VATS came into widespread use beginning in the early 1990s after being pioneered by Dr. Ralph J. Lewis. Operations that traditionally were carried out with thoracotomy or sternotomy that today can be performed with VATS include: biopsy for diagnosis of pulmonary, pleural or mediastinal pathology; decortication for empyema; pleurodesis for recurrent pleural effusions or spontaneous pneumothorax; surgical stapler-assisted wedge resection of lung masses; resection of mediastinal or pleural masses; thoracic sympathectomy for hyperhidrosis; operations for diaphragmatic hernias or paralysis; esophageal resection or resection of esophageal masses or diverticula; and VATS lobectomy/mediastinal lymphadenectomy for lung cancer.

Similarly to laparoscopy, VATS has enjoyed widespread use for technically straightforward operations such as pulmonary decortication, pleurodesis, and lung or pleural biopsies, while more technically demanding operations such as esophageal operations, mediastinal mass resections, or pulmonary lobectomy for early stage lung cancer, have been slower to catch on and have tended to remain confined to selected centers. It is expected that advanced VATS techniques will continue to grow in numbers spurred by patient demand and greater surgeon comfort and familiarity with the techniques.

== Benefits ==
The main advantage of VATS is that the smaller postoperative wounds drastically reduce the risk for wound infection and dehiscence, which allows for a faster recovery by the patient and a greater chance for the wound to heal.

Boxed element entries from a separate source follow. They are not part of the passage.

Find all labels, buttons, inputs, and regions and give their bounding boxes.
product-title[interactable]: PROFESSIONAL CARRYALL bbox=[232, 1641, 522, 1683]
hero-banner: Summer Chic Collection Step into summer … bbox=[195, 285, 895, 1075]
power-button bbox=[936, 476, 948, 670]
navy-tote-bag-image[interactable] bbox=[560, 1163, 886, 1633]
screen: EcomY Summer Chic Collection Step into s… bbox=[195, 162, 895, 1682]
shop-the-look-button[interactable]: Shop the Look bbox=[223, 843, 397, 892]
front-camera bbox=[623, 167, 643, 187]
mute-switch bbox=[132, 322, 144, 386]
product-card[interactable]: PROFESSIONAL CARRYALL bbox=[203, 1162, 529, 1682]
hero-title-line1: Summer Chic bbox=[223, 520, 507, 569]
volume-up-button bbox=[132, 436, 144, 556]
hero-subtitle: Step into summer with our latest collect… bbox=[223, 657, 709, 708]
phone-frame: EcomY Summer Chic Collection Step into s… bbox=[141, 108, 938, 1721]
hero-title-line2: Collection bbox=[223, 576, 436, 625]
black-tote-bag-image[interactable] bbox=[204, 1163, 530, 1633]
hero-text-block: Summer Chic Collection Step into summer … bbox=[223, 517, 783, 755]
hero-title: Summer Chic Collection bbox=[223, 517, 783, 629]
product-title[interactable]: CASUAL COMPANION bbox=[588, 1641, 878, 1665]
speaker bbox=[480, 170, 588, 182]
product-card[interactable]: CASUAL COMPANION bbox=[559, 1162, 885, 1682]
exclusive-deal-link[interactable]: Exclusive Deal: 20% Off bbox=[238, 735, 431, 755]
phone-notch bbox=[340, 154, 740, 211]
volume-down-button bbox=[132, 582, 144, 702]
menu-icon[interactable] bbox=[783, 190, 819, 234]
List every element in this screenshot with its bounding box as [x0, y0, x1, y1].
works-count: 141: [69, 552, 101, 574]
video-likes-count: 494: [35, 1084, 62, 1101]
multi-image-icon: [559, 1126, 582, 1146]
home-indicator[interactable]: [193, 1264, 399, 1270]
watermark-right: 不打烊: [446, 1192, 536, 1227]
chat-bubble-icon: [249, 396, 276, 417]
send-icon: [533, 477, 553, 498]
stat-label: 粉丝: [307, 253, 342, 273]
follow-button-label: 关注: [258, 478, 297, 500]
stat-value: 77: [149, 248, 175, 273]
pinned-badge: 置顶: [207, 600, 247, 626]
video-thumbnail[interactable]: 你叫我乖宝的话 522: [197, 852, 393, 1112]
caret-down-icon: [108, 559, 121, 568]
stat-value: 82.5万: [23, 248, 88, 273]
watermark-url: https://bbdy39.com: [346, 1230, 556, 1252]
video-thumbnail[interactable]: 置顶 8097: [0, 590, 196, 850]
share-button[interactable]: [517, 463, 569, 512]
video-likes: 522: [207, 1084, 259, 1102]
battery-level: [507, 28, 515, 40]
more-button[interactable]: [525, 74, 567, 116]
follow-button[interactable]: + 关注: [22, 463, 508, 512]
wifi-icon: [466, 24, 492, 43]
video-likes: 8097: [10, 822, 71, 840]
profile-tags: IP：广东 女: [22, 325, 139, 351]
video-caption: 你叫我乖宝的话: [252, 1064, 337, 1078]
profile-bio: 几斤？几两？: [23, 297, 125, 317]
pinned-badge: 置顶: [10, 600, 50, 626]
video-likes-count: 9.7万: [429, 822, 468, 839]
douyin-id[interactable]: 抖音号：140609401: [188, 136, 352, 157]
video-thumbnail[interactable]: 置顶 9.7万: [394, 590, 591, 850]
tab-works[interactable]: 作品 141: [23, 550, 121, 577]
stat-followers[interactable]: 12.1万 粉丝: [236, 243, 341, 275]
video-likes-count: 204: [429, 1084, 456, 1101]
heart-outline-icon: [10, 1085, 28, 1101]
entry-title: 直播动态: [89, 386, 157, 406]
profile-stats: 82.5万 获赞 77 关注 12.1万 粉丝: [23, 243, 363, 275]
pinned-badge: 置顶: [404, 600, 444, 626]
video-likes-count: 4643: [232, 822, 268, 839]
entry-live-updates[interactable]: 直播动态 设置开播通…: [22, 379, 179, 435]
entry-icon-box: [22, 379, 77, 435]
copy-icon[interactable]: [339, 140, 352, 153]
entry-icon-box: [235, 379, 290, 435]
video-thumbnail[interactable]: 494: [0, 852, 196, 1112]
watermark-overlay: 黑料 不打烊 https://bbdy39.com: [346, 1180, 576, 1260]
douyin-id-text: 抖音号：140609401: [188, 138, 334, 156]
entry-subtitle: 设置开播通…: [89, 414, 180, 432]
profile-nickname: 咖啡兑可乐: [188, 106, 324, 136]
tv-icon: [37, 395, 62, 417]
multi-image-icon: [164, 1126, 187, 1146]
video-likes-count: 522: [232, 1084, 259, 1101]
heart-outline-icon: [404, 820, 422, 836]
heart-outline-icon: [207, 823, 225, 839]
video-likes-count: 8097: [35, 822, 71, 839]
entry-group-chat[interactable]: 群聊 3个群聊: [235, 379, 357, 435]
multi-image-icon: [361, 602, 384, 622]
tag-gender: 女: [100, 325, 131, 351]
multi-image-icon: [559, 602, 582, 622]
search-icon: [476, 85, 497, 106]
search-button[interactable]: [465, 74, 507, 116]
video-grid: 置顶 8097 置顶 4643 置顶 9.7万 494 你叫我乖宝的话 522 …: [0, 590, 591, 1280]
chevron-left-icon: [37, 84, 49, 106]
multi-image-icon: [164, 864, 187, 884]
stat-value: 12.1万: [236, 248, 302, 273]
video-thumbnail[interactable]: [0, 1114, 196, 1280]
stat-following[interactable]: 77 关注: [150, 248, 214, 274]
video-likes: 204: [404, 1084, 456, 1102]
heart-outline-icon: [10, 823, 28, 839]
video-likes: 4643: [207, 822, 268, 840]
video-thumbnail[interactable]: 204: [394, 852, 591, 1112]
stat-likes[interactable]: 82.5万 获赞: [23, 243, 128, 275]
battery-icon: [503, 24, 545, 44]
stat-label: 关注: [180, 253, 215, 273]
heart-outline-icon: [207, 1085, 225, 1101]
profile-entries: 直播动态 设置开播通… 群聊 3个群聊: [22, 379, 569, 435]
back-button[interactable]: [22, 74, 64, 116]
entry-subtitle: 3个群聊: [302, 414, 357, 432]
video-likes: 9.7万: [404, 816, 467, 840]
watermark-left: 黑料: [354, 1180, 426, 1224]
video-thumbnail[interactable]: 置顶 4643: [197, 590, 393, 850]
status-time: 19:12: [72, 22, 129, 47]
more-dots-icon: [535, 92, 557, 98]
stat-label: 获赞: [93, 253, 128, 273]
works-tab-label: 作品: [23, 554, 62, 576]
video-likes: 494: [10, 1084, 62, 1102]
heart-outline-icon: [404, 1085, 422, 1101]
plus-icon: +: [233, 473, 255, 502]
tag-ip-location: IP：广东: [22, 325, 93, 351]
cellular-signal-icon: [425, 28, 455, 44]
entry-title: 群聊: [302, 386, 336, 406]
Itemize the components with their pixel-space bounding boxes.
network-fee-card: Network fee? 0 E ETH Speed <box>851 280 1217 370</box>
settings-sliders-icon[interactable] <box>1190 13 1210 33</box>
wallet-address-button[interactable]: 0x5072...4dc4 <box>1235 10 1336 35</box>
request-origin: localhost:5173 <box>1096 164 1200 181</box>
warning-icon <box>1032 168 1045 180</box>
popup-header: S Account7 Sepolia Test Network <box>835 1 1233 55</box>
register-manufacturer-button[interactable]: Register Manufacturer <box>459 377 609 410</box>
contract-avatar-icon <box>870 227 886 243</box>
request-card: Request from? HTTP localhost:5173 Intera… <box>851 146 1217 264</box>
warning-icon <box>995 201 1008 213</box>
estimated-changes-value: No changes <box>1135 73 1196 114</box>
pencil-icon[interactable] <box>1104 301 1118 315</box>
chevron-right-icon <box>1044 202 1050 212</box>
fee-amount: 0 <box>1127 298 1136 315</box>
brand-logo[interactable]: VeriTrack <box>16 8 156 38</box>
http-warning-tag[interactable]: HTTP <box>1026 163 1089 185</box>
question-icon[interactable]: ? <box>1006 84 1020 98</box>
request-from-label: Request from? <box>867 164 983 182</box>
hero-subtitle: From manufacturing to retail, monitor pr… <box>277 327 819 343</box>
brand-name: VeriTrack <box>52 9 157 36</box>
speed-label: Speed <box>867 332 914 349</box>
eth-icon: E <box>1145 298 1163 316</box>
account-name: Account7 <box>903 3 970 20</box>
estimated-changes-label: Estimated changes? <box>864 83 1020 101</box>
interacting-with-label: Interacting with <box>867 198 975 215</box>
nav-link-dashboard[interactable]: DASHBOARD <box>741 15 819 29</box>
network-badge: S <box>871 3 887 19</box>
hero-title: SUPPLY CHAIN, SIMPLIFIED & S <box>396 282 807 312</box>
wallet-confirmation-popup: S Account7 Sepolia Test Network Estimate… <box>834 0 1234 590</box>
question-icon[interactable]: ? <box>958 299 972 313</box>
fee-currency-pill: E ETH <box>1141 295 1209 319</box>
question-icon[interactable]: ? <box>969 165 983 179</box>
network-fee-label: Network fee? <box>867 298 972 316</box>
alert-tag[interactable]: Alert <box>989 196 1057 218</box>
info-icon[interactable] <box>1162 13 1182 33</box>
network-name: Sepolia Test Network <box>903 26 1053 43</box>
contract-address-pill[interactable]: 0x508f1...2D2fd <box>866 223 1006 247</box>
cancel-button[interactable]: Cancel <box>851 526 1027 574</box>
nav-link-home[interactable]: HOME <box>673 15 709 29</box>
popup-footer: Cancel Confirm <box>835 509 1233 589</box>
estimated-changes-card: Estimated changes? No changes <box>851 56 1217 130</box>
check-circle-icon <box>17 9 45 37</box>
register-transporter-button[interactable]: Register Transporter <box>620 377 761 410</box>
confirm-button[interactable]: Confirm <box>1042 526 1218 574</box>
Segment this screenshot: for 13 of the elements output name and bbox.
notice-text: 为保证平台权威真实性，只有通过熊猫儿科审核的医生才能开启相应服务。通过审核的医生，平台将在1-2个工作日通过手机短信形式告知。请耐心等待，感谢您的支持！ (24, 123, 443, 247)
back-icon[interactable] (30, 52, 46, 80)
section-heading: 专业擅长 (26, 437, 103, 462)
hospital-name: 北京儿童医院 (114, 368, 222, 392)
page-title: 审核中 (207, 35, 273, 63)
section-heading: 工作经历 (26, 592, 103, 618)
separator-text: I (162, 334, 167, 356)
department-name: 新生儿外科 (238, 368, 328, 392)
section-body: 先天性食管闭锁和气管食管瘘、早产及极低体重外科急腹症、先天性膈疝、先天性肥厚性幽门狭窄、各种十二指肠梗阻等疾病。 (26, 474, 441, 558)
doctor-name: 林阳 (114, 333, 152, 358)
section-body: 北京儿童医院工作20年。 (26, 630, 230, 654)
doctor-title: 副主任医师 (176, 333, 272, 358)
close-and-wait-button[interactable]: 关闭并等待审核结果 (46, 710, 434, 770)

Traditional thoracic surgery requires opening the chest through thoracotomy or sternotomy incisions, which are significantly traumatic to the body. Sternotomy requires the use of a sternal saw to split the sternum and a retractor to spread apart the divided sternum to allow visualization and access to the thoracic structures. Thoracotomy, as most commonly performed, requires division of one or more major muscles of the chest wall including the latissimus, pectoralis or serratus muscles, along with spreading of the ribs with a rib spreader. Because the costovertebral joints have only limited flexibility, the use of a rib spreader usually results in iatrogenic rib fractures, which can lead to complications like a flail chest or intercostal neuralgia. Because of this, thoracic surgeons generally intentionally use a bone cutter to remove section of one or more ribs in an effort to prevent jagged rib fractures. Although sternotomy and thoracotomy have been proven over decades to provide highly effective access to thoracic structures and in general are tolerated by patients, both incisions have the potential for causing significant pain that may last for extended periods and both prevent the patients from heavy lifting or strenuous activity for weeks in order to heal, and can still result in malunions and nonunions. The great advantage of VATS over sternotomy or thoracotomy is the avoidance of muscle division and bone-cutting, which allows for reduced postoperative pain, shorter duration of hospital stay and quicker return to full activity.